There is nothing new in making this assertion, except that one may not fail to acknowledge the milestones of acceptance of this truism when Mahershala Ali became the first Muslim to win the American Academy Award for best supporting actor.
It will be recalled that last year’s Oscar Awards marked the watershed with the uproar that resulted from black players’ exclusion by the overwhelmingly white Academy of Motion Picture Arts and Sciences.
Ali’s Oscar was for his performance as a father figure, despite being a drug dealer, to a young black man (Chiron) living in poverty in Miami and Chiron’s social struggle against sexual prejudice in the movie "Moonlight”.
The themes explored are probably alien to many Rwandans, but the story is nevertheless relatable and very human. This came to mind as I came across a news item in this paper this week on the Third Mashariki African Film Festival (MAAFF) to be held later this month.
It occurred to me that it would have been nice to sample the films through a streaming service such as Netflix. Failing in this, and other than availing the films on local TV channels, the challenge remains to create viable local services.
It also seemed apparent that, as time has passed, the titles on offer at the forthcoming MAAFF suggest stories other than those inspired by the ever compelling motif of the tragedy and aftermath of the Genocide against the Tutsi that, to some extent, still continues to define Rwanda.
Stories not necessarily related to the Genocide are certainly worth telling. This was not unlike Viola Davis’ performance in the movie, "Fences”. She became the first black with her win of this year’s Oscar as the Best Actress in a Supporting Role category in the film.
The movie, a screen adaptation of the Pulitzer Prize-winning drama of the same name by the playwright August Wilson, tells the story of an African American father trying to raise his family in the 1950s while struggling with his own past failures. It is every father’s failures.
As Davis memorably summed it, not just about her role but the play during her acceptance speech, "People ask me all the time, what kind of stories do you want to tell, Viola? And I say, exhume those bodies, exhume those stories, the stories of the people who dreamed.”

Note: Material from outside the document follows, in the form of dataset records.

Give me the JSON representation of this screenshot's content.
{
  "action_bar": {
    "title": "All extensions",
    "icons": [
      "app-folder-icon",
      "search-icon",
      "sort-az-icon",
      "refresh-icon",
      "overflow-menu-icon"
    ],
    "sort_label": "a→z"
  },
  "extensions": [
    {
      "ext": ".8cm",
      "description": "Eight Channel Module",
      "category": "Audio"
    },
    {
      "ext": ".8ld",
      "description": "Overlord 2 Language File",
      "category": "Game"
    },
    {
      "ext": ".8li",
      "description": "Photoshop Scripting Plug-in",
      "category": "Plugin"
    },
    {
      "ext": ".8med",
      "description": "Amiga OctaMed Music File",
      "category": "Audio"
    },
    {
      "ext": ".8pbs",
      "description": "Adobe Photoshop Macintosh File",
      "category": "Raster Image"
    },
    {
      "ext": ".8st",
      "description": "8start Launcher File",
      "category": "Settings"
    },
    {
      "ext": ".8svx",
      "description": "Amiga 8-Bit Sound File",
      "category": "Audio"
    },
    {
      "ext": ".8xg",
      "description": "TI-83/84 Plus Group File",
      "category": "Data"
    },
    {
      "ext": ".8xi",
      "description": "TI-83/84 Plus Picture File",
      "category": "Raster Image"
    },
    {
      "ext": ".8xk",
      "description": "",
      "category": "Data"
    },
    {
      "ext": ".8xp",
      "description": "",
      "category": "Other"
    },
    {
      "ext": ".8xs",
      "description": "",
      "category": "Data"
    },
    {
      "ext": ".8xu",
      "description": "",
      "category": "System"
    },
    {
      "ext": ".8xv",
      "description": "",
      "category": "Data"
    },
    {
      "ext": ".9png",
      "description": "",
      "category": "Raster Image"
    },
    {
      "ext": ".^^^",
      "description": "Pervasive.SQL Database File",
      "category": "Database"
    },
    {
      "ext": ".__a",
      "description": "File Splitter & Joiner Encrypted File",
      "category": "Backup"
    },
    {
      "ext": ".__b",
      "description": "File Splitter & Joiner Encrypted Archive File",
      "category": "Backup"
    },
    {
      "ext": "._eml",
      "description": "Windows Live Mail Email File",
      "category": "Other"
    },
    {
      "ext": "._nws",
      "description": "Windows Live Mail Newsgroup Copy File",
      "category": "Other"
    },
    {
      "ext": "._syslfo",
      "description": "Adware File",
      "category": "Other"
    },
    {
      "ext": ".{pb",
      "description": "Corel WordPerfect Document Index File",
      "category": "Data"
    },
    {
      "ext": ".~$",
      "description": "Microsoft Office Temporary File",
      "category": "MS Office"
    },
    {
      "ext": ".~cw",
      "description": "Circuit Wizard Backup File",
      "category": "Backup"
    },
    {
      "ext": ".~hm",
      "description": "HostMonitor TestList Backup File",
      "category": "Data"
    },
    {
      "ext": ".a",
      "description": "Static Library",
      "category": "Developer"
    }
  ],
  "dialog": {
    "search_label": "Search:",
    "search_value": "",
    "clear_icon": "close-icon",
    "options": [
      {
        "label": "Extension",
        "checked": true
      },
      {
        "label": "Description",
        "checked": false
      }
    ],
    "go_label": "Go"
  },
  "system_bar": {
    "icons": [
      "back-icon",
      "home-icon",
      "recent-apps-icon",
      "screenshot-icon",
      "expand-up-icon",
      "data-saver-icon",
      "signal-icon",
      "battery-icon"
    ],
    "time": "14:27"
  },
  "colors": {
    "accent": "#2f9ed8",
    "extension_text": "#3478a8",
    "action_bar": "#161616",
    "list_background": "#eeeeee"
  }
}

It is often about dreams. Mahershala Ali, who converted to Islam some 17 years ago and remains on good terms with his mother, a Baptist minister, was a supporting actor in yet another of the nine movies that that were up for various categories of Oscar nomination, "Hidden Figures”.
It tells the story Katherine Johnson, a mathematician who broke the ceiling, not just for black women but women in general, at the male bastion that was America’s National Aeronautic and Space Agency (NASA), and was key in seeing the first man on the moon.
Had it not been for her tenacity, her dream would have been quashed not only in patriarchy but racism. The film did not win an award, but Katherine now in her nineties was honoured onstage by the cast of the movie.
But, having watched all of them, I also thought the other movies that took the accolades – "La La Land” and "Manchester by the Lake” – were as deserving.
Locally, though, there is also the better known Rwanda Film Festival, the brainchild of the local movie doyen, Eric Kabera, the coiner of the term Hillywood.
Comparing it with MAAFF, and though the name Mashariki (East) suggests it is regional, it appears more of an aspiration as the movies slated for the awards are by Rwandan filmmakers.
While competition is not necessarily a bad thing, one gets the feeling it probably would be more pragmatic to have a locally unified national film festival.
It can only nurture the nascent film industry as much as, with concerted introspection, decisively honour and encourage the incredible local talent.